Abb. I.9: Ein zyklisches Modell der Diagnostik (aus: Schuck, K. D. (2004a): Zur Bedeutung der Diagnostik bei der Begleitung von Lern- und Entwicklungsprozessen. In: Zeitschrift für Heilpädagogik 55, 8, 350–360, hier 356)
Abb. I.10: Schematische Darstellung des förderdiagnostischen Prozesses (aus: Breitenbach, E. (2003): Förderdiagnostik. Theoretische Grundlagen und Konsequenzen für die Praxis. Würzburg: edition bentheim, 67)
• Lehrangebot und Lernziel
Aus seinem didaktischen Wissen heraus macht ein Lehrender einem Kind oder Jugendlichen ein Lehrangebot, um ein bestimmtes Lernziel zu erreichen. Ein Grundschullehrer weiß z. B., wie Kinder normalerweise das Schreiben, Lesen oder Rechnen lernen und gestaltet entsprechend sein Lehren.

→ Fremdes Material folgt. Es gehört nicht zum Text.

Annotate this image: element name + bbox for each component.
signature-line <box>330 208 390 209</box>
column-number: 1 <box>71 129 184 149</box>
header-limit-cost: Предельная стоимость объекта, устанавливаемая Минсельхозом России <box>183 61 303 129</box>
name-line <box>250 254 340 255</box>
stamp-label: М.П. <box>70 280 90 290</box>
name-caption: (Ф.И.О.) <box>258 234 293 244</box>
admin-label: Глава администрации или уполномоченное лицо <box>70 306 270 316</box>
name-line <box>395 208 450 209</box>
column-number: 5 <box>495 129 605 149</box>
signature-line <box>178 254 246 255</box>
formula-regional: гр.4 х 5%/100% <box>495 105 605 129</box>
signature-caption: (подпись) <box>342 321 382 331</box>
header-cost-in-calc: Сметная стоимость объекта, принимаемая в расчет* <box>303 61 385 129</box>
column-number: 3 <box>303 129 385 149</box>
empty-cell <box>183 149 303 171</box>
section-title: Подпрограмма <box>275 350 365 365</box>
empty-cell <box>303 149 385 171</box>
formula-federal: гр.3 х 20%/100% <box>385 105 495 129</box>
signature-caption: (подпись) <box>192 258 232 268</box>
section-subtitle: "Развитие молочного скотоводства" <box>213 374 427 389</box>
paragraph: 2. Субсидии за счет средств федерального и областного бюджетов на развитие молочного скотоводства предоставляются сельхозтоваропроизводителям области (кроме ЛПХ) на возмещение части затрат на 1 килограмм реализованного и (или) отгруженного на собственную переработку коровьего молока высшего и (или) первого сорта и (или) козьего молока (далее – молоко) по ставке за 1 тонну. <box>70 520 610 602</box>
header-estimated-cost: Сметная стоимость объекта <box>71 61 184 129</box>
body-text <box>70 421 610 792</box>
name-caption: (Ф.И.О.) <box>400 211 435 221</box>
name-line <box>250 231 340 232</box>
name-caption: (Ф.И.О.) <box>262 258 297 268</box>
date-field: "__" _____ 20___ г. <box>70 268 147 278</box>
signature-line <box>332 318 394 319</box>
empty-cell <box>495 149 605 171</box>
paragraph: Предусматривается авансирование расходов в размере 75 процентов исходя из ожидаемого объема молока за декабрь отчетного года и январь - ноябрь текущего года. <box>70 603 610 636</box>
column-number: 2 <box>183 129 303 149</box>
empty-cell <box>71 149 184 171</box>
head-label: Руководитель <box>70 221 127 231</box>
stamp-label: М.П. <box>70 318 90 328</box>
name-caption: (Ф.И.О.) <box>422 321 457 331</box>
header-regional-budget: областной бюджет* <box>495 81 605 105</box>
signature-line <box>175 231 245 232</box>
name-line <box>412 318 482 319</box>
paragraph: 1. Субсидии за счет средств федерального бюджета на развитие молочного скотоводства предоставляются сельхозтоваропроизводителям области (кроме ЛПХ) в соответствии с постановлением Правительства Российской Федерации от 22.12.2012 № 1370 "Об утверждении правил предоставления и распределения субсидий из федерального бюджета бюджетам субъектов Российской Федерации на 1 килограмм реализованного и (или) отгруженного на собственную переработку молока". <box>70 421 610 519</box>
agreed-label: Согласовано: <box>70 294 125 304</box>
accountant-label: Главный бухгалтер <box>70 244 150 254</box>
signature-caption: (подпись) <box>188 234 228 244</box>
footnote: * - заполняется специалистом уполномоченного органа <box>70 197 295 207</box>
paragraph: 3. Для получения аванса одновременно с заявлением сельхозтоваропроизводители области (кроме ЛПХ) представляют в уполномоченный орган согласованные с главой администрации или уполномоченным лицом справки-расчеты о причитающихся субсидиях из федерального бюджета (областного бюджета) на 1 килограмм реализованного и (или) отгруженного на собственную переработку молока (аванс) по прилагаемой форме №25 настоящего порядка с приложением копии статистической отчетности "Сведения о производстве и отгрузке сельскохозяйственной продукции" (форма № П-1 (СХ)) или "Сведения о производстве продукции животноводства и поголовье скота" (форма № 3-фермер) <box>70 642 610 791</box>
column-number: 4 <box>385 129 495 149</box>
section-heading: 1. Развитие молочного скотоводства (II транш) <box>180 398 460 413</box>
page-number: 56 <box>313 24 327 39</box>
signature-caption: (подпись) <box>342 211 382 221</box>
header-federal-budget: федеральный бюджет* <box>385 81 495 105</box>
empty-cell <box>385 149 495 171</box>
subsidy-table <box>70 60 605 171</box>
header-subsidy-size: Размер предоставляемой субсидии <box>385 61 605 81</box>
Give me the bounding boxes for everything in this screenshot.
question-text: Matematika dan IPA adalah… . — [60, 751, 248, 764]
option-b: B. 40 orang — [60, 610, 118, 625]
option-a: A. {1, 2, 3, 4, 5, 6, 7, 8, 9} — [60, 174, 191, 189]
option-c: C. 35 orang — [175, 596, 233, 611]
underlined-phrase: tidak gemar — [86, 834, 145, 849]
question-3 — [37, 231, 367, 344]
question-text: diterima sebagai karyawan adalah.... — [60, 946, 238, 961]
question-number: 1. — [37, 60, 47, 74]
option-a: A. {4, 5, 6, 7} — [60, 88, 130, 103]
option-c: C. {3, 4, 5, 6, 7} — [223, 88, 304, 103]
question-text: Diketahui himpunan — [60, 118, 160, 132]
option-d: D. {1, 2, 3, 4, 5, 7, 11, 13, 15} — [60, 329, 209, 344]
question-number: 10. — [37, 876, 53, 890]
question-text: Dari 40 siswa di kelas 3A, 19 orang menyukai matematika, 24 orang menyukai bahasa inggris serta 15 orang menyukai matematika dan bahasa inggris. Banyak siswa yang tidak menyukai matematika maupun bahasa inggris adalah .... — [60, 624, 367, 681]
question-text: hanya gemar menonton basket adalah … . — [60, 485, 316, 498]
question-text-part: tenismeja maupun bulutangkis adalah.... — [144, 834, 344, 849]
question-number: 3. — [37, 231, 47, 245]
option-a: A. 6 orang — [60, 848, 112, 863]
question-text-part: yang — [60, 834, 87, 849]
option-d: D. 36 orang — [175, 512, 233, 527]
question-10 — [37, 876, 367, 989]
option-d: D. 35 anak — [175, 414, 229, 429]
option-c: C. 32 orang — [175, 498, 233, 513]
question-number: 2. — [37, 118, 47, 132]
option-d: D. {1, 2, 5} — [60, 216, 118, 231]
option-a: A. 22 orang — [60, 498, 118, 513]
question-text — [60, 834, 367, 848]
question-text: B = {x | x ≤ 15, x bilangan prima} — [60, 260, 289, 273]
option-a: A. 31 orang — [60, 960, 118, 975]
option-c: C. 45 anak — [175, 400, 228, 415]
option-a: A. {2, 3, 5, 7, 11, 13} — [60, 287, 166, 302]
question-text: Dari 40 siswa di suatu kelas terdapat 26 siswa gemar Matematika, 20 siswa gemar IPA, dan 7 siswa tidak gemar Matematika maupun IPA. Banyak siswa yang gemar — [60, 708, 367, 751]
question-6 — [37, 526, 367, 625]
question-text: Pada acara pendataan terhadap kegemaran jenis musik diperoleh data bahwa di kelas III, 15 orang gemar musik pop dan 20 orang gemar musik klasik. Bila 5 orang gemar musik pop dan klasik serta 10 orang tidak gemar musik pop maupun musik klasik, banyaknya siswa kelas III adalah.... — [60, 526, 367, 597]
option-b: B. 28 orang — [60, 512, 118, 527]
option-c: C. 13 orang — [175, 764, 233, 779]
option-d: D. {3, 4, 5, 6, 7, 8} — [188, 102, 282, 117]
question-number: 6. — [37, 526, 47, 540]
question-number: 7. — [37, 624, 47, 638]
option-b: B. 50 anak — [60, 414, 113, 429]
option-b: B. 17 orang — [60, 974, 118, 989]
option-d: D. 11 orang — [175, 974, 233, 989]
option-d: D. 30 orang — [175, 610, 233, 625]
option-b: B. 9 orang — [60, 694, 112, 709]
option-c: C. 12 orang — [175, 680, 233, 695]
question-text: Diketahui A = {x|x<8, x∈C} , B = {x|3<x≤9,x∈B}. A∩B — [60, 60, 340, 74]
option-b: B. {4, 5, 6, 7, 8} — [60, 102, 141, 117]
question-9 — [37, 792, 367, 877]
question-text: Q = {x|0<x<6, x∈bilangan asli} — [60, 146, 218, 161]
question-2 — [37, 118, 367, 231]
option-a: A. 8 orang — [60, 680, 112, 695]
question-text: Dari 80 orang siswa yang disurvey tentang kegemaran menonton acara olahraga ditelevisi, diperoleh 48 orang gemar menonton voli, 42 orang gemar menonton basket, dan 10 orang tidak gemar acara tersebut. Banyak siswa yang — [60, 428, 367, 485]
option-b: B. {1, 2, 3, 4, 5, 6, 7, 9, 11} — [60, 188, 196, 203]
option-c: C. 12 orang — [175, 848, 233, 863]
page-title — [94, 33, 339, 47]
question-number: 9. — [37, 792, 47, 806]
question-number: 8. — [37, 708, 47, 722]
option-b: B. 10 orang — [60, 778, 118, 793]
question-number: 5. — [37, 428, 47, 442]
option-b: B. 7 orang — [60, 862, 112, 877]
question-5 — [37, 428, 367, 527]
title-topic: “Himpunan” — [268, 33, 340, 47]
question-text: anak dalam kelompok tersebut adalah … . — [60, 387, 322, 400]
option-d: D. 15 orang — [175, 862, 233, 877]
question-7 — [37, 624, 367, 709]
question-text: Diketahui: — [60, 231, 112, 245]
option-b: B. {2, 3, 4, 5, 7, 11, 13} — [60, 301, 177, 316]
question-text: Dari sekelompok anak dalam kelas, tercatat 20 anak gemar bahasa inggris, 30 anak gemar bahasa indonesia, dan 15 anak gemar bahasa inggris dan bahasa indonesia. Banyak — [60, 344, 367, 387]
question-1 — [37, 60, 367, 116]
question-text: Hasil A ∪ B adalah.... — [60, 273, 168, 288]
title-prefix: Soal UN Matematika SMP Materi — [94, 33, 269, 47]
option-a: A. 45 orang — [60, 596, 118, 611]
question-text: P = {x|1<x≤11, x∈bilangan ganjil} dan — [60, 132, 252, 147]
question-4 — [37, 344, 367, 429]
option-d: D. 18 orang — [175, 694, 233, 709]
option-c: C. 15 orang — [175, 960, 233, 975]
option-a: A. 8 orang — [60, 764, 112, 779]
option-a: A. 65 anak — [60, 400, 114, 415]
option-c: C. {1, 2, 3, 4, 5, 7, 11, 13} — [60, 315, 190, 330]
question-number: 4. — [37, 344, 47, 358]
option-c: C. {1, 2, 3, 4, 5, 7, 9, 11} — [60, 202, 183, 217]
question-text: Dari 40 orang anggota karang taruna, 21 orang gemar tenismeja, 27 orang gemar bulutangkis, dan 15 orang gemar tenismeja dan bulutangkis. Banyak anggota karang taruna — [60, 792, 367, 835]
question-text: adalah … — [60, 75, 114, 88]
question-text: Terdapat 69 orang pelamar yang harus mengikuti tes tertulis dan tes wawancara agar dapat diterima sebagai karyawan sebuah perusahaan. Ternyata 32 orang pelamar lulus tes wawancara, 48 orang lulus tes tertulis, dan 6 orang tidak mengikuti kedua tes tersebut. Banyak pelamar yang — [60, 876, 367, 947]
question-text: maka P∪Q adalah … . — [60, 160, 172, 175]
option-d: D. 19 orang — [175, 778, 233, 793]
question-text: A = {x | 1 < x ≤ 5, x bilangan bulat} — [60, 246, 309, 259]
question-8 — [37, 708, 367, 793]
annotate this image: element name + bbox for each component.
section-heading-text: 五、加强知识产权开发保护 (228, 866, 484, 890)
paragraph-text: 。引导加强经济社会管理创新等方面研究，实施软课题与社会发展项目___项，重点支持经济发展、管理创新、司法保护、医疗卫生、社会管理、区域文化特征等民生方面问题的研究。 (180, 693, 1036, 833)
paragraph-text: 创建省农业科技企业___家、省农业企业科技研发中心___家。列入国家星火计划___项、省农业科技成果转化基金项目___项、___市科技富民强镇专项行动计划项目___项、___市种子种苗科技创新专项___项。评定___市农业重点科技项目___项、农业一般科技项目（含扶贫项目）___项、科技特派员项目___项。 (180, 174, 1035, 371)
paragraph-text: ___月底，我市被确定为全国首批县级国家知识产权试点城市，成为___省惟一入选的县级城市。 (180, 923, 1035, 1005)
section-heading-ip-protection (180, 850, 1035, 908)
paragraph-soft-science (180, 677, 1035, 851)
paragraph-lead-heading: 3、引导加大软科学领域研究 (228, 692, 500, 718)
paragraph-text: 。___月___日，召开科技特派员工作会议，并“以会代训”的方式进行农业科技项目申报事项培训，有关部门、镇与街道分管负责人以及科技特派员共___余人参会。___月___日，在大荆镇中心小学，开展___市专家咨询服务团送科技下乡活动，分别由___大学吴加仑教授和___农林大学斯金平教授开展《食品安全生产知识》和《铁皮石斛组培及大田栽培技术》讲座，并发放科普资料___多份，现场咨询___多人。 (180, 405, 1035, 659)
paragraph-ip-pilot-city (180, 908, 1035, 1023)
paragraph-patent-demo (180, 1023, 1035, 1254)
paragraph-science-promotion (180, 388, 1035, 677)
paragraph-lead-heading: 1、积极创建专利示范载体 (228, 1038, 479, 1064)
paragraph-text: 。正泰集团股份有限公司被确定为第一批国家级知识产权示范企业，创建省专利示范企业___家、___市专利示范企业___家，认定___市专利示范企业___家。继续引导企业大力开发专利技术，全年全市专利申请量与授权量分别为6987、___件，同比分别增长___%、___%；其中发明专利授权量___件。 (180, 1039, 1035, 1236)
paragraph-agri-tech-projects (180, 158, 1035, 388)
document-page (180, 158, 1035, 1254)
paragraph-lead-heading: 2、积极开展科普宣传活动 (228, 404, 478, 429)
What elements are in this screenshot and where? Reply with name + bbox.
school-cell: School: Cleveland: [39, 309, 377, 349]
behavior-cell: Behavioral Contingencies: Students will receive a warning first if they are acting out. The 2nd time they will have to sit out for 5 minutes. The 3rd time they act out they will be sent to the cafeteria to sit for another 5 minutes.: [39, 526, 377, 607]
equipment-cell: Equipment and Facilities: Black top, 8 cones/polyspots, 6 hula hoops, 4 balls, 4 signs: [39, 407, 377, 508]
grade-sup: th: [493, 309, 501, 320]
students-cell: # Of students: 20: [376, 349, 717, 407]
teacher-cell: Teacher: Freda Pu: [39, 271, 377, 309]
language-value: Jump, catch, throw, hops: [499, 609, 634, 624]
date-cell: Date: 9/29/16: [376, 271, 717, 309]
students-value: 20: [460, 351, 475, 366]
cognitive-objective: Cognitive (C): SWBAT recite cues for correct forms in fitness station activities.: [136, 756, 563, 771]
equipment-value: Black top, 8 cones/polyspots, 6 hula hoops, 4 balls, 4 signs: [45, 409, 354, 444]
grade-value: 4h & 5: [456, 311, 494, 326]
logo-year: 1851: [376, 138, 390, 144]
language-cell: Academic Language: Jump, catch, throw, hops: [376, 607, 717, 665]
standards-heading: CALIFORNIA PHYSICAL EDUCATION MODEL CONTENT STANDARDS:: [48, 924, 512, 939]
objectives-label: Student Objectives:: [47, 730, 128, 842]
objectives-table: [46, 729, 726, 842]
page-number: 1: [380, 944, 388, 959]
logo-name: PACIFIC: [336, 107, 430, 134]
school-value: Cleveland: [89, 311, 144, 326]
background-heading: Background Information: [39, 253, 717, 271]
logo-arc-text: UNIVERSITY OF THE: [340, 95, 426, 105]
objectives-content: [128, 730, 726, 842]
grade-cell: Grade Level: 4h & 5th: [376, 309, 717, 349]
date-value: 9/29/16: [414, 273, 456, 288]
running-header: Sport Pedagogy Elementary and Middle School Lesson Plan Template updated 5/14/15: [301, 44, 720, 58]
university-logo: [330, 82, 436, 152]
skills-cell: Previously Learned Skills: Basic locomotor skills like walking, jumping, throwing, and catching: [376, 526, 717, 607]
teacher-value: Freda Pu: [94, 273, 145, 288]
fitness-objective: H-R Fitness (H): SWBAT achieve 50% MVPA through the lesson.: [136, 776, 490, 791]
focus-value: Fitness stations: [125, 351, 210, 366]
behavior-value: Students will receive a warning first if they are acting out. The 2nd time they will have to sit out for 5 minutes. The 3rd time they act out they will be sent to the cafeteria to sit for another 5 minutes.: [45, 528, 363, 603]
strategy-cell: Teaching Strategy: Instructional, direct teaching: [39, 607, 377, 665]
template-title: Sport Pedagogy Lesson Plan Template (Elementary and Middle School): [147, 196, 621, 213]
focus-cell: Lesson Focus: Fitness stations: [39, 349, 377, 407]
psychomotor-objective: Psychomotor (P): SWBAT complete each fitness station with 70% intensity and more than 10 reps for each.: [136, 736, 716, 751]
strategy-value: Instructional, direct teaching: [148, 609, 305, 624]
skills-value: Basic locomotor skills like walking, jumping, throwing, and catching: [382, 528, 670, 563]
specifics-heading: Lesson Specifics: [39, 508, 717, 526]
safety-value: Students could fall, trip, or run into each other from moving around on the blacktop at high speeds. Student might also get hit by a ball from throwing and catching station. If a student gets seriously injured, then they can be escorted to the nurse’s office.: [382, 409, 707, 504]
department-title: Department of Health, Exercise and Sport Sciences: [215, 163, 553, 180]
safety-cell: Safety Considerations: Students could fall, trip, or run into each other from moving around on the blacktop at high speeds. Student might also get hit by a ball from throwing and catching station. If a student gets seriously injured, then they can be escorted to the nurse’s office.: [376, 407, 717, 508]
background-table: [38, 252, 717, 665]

Trifft ein solches Lehrangebot beim Lernenden auf Lernbereitschaft und entsprechende Lernfähigkeit, so wird der Lernende sich auf dieses Lehrangebot einlassen und auf das Neue aktiv zugreifen.
• Lernhemmungen
An verschiedenen Stellen des Lehr-Lern-Prozesses können jedoch beim Lernenden aus den unterschiedlichsten Gründen Lernschwierigkeiten, Lernhemmungen auftreten, die er nicht allein und nicht mit den bisherigen Hilfen überwinden kann. Der Lehrende ist nun gezwungen, den Lehr-Lern-Prozess an dieser Stelle zu analysieren, um zu verstehen und um aus diesem Verstehen heraus dem Lernenden weitere Hilfen zur Überwindung seiner Lernhemmungen anbieten zu können. Es entsteht für den Lehrenden damit eine spezifische diagnostische Fragestellung.
• Erste Hypothesenbildung
Der Lehrende besitzt einerseits ein allgemeines Wissen über Lehren und Lernen, über den Verlauf einzelner Erwerbsprozesse und über Lernhindernisse sowie andererseits auch bereits ein bestimmtes Wissen über den Lernenden und dessen individuelle Lernbedingungen. Auf dieser Wissensbasis entwickelt der Lehrende erste Hypothesen über mögliche Gründe und Bedingungen für das Entstehen der Lernhemmung beim Lernenden. So kann z. B. ein Lehrer, dessen Schüler übermäßig viele Rechtschreibfehler im Diktat machen, die Vermutung haben, diese große Fehlerzahl hänge mit einer mangelnden Kenntnis der Rechtschreibregeln, mit einer zu gering entwickelten auditiven Gliederungsfähigkeit oder auch mit einer zu geringen Merkfähigkeit für sprachliches Material zusammen.